C’è l’intesa politica tra il Consiglio e il Parlamento europeo per lo stop permanente delle importazioni di gas naturale dalla Russia. Non solo, anche per l’eliminazione graduale dell’uso del petrolio russo. “Una giornata storica per l’Unione europea”, così ha definito ieri questo traguardo la Presidente della Commissione europea Ursula von der Leyen, “molti pensavano che non sarebbe stato possibile invece è successo”.
L’UE chiuderà i rubinetti al gas russo secondo una tabella di marcia precisa: prima la cancellazione dei contratti di fornitura a breve termine entro la prima metà del 2026; poi, il divieto di quelli a lungo termine. Insomma, entro il novembre 2027 – “una volta per tutte”, si legge – l’UE non dipenderà più dai gasdotti di Mosca. L’accordo politico raggiunto include già, inoltre, un quadro di controllo aggiuntivo alla sorveglianza doganale esistente, al fine di disincentivare qualsiasi tentativo di elusione.
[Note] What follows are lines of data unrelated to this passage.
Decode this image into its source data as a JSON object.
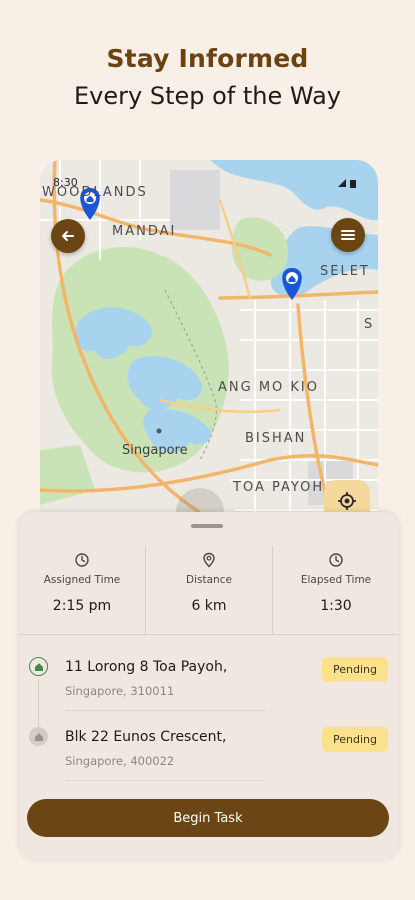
{
  "header": {
    "title": "Stay Informed",
    "subtitle": "Every Step of the Way"
  },
  "status_bar": {
    "time": "8:30"
  },
  "map": {
    "labels": {
      "woodlands": "WOODLANDS",
      "mandai": "MANDAI",
      "seletar": "SELET",
      "ang_mo_kio": "ANG MO KIO",
      "bishan": "BISHAN",
      "toa_payoh": "TOA PAYOH",
      "singapore": "Singapore",
      "edge_s": "S"
    },
    "colors": {
      "marker": "#1a56d6",
      "water": "#a8d3ee",
      "park": "#c9e3b6",
      "road": "#f3b56a"
    }
  },
  "stats": [
    {
      "icon": "clock-icon",
      "label": "Assigned Time",
      "value": "2:15 pm"
    },
    {
      "icon": "location-pin-icon",
      "label": "Distance",
      "value": "6 km"
    },
    {
      "icon": "clock-icon",
      "label": "Elapsed Time",
      "value": "1:30"
    }
  ],
  "stops": [
    {
      "title": "11 Lorong 8 Toa Payoh,",
      "subtitle": "Singapore, 310011",
      "status": "Pending"
    },
    {
      "title": "Blk 22 Eunos Crescent,",
      "subtitle": "Singapore, 400022",
      "status": "Pending"
    }
  ],
  "action": {
    "begin_label": "Begin Task"
  },
  "colors": {
    "brand": "#6b4614",
    "badge": "#fbe18b",
    "background": "#f8efe6"
  }
}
Sono state delineate anche delle raccomandazioni per liberarsi gradualmente dal petrolio russo: entro marzo 2026 gli Stati membri dovranno presentare piani nazionali di diversificazione, in cui – sostanzialmente – si indicheranno le fonti energetiche alternative a quelle di Mosca. Ma mentre sul petrolio alcuni punti rimangono ancora aperti, sul gas russo pesa un “no” definitivo, che dovrà esser approvato formalmente dal Parlamento europeo e dal Consiglio nelle prossime settimane. La risposta boriosa del Cremlino, come prevedibile, non si è fatta attendere. La rinuncia alle risorse russe – ha dichiarato il portavoce del Presidente Vladimir Putin, Dmitry Peskov – “non farà che accelerare il processo di declino dell’Unione europea”. Presente all’appello anche la direzione ostinata e contraria dell’Ungheria, che ha annunciato di voler impugnare il piano dell’Ue.
Polemiche a parte, la svolta energetica sancita ieri è sì una novità per molteplici aspetti, ma anche una conferma di una linea politica avviata da ormai quattro anni. Dall’inizio dell’aggressione militare all’Ucraina, infatti, le percentuali di approvvigionamento dalla Russia hanno visto un calo impressionante: la dipendenza dell’UE dal gas russo dal 45 % è passata al 13%; le importazioni di carbone dal 51% a zero e di petrolio dal 21% al 2%. Se da un lato questo accordo politico rappresenta una ulteriore dimostrazione dell’Europa di voler stare dalla parte di Kyiv e ridefinire i rapporti con Mosca; dall’altro, è la prova che l’UE ora è pronta e aperta a instaurare nuove rotte energetiche. Nuove vie all’insegna della diversificazione e all’insegna della qualità non solo delle risorse ma anche dei fornitori. Per decenni l’UE è dipesa da monopoli che si sono poi rivelati essere veri e propri ricatti. Se vi è una grande lezione che l’Europa ha acquisito dalla guerra in Ucraina – e che sta dimostrando di aver appreso – è che l’indipendenza energetica non è barattabile.